# New k10 essential master



## Tiny tamper (May 23, 2014)

Looks awesome.


----------



## marcuswar (Aug 19, 2013)

mmm...one thing I definitely didn't like is the mention of the propriety flow valve that means you can use any type of grind including shop bought pre-ground. Sounds similar to the Gaggia pressurised basket to me! Also there is no temperature maintenance, not even a thermometer in water tank lid. Sound like just a bigger less portable version of a handpresso to me ; http://www.handpresso.com/


----------



## marcuswar (Aug 19, 2013)

Oops sorry, ignore me, I'd watch the video about the K10 and then *forgot I'd clicked on another link* suggested by youtube ;


----------



## DavidBondy (Aug 17, 2010)

Oh well. I guess that devalues my K10 Fresh ... Unless the new one bombs and everyone decides that the Fresh is a better grinder!!


----------



## Tiny tamper (May 23, 2014)

If your thinking of upgrading David in the future let me know


----------



## Mrboots2u (May 10, 2013)

New then - Interface change , reverted to collar adjustment and a fan ?

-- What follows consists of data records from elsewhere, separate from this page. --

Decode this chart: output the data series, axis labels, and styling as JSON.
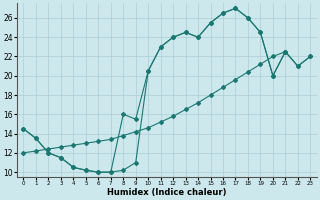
{
  "xlabel": "Humidex (Indice chaleur)",
  "background_color": "#cce8ec",
  "grid_color": "#aacdd4",
  "line_color": "#1a7870",
  "xlim": [
    -0.5,
    23.5
  ],
  "ylim": [
    9.5,
    27.5
  ],
  "xticks": [
    0,
    1,
    2,
    3,
    4,
    5,
    6,
    7,
    8,
    9,
    10,
    11,
    12,
    13,
    14,
    15,
    16,
    17,
    18,
    19,
    20,
    21,
    22,
    23
  ],
  "yticks": [
    10,
    12,
    14,
    16,
    18,
    20,
    22,
    24,
    26
  ],
  "curve1_x": [
    0,
    1,
    2,
    3,
    4,
    5,
    6,
    7,
    8,
    9,
    10,
    11,
    12,
    13,
    14,
    15,
    16,
    17,
    18,
    19,
    20,
    21
  ],
  "curve1_y": [
    14.5,
    13.5,
    12.0,
    11.5,
    10.5,
    10.2,
    10.0,
    10.0,
    10.2,
    11.0,
    20.5,
    23.0,
    24.0,
    24.5,
    24.0,
    25.5,
    26.5,
    27.0,
    26.0,
    24.5,
    20.0,
    22.5
  ],
  "curve2_x": [
    0,
    1,
    2,
    3,
    4,
    5,
    6,
    7,
    8,
    9,
    10,
    11,
    12,
    13,
    14,
    15,
    16,
    17,
    18,
    19,
    20,
    21,
    22,
    23
  ],
  "curve2_y": [
    12.0,
    12.2,
    12.4,
    12.6,
    12.8,
    13.0,
    13.2,
    13.4,
    13.8,
    14.2,
    14.6,
    15.2,
    15.8,
    16.5,
    17.2,
    18.0,
    18.8,
    19.6,
    20.4,
    21.2,
    22.0,
    22.5,
    21.0,
    22.0
  ],
  "curve3_x": [
    0,
    1,
    2,
    3,
    4,
    5,
    6,
    7,
    8,
    9,
    10,
    11,
    12,
    13,
    14,
    15,
    16,
    17,
    18,
    19,
    20,
    21,
    22,
    23
  ],
  "curve3_y": [
    14.5,
    13.5,
    12.0,
    11.5,
    10.5,
    10.2,
    10.0,
    10.0,
    16.0,
    15.5,
    20.5,
    23.0,
    24.0,
    24.5,
    24.0,
    25.5,
    26.5,
    27.0,
    26.0,
    24.5,
    20.0,
    22.5,
    21.0,
    22.0
  ]
}
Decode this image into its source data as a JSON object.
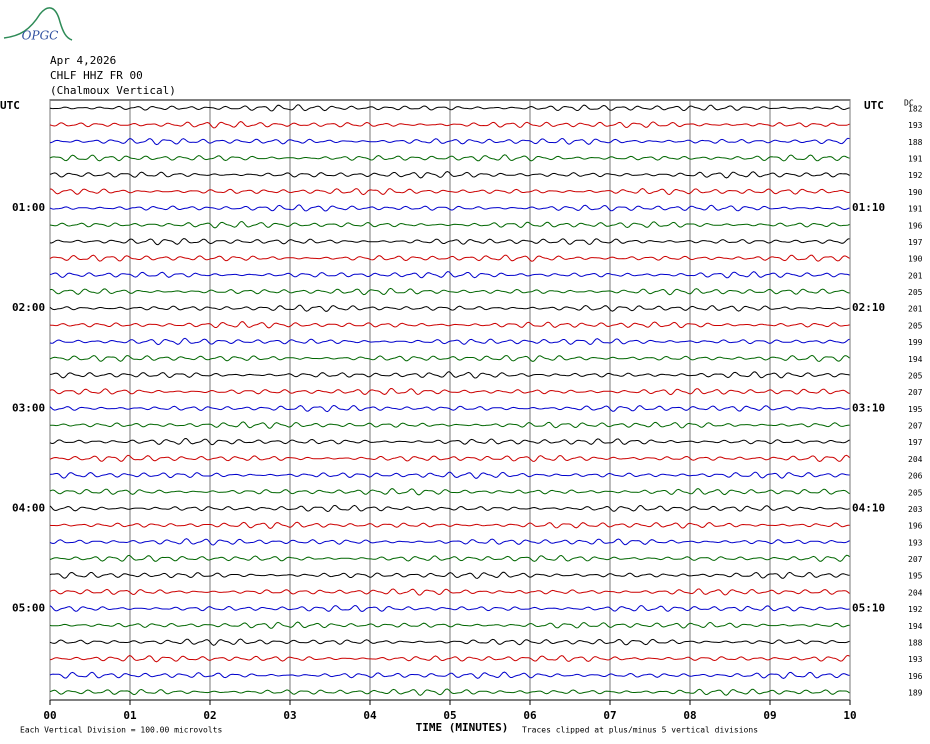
{
  "logo": "OPGC",
  "chart_data": {
    "type": "helicorder",
    "title": "Apr 4,2026",
    "station": "CHLF HHZ FR 00",
    "component": "(Chalmoux Vertical)",
    "left_header": "UTC",
    "right_header": "UTC",
    "dc_header": "DC",
    "x_label": "TIME (MINUTES)",
    "scale_note": "Each Vertical Division =  100.00 microvolts",
    "clip_note": "Traces clipped at plus/minus 5 vertical divisions",
    "xlim": [
      0,
      10
    ],
    "xticks": [
      {
        "value": 0,
        "label": "00"
      },
      {
        "value": 1,
        "label": "01"
      },
      {
        "value": 2,
        "label": "02"
      },
      {
        "value": 3,
        "label": "03"
      },
      {
        "value": 4,
        "label": "04"
      },
      {
        "value": 5,
        "label": "05"
      },
      {
        "value": 6,
        "label": "06"
      },
      {
        "value": 7,
        "label": "07"
      },
      {
        "value": 8,
        "label": "08"
      },
      {
        "value": 9,
        "label": "09"
      },
      {
        "value": 10,
        "label": "10"
      }
    ],
    "grid": true,
    "colors": [
      "#000000",
      "#cc0000",
      "#0000cc",
      "#006600"
    ],
    "left_labels": [
      null,
      null,
      null,
      null,
      null,
      null,
      "01:00",
      null,
      null,
      null,
      null,
      null,
      "02:00",
      null,
      null,
      null,
      null,
      null,
      "03:00",
      null,
      null,
      null,
      null,
      null,
      "04:00",
      null,
      null,
      null,
      null,
      null,
      "05:00",
      null,
      null,
      null,
      null,
      null
    ],
    "right_labels": [
      null,
      null,
      null,
      null,
      null,
      null,
      "01:10",
      null,
      null,
      null,
      null,
      null,
      "02:10",
      null,
      null,
      null,
      null,
      null,
      "03:10",
      null,
      null,
      null,
      null,
      null,
      "04:10",
      null,
      null,
      null,
      null,
      null,
      "05:10",
      null,
      null,
      null,
      null,
      null
    ],
    "dc_values": [
      182,
      193,
      188,
      191,
      192,
      190,
      191,
      196,
      197,
      190,
      201,
      205,
      201,
      205,
      199,
      194,
      205,
      207,
      195,
      207,
      197,
      204,
      206,
      205,
      203,
      196,
      193,
      207,
      195,
      204,
      192,
      194,
      188,
      193,
      196,
      189
    ]
  }
}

No mention of burr alignment changes anything that changes taste in cup or retention etc ?


----------



## Tiny tamper (May 23, 2014)

This link has a bit of info. http://www.compak.es/en/e10-conic-essential-od.php


----------



## Tiny tamper (May 23, 2014)

The entire new range spec list http://www.compak.es/en/e8-essential-od-4.php


----------



## 4085 (Nov 23, 2012)

As someone who has owned the current K10, it would not make me rush out ad buy one. It does not seem to actually do anything any differently, unless you call changing the grind setting method over and giving display buttons for buttons to press. these are a fine grinder but in my humble this is window dressing!


----------



## Tiny tamper (May 23, 2014)

Apparently it's going to be slightly cheaper as well so be interesting to see where it ends up in the market


----------



## MrShades (Jul 29, 2009)

The current K10 Fresh is still in the new lineup, at the same sort of price - now called the F10 On Demand.

The new Essential 10 - E10 On Demand does look cheaper, I guess as it has the regular collar grind adjustment rather than the rotating knob of the F10.

Prices here http://x-presscaffe.de/index.php/kaffeemuehlen-espressokaffeemuehlen/compak-espressomuehlen-kaffeemuehlen.html

I'll stick with my K10 Fresh thanks...


----------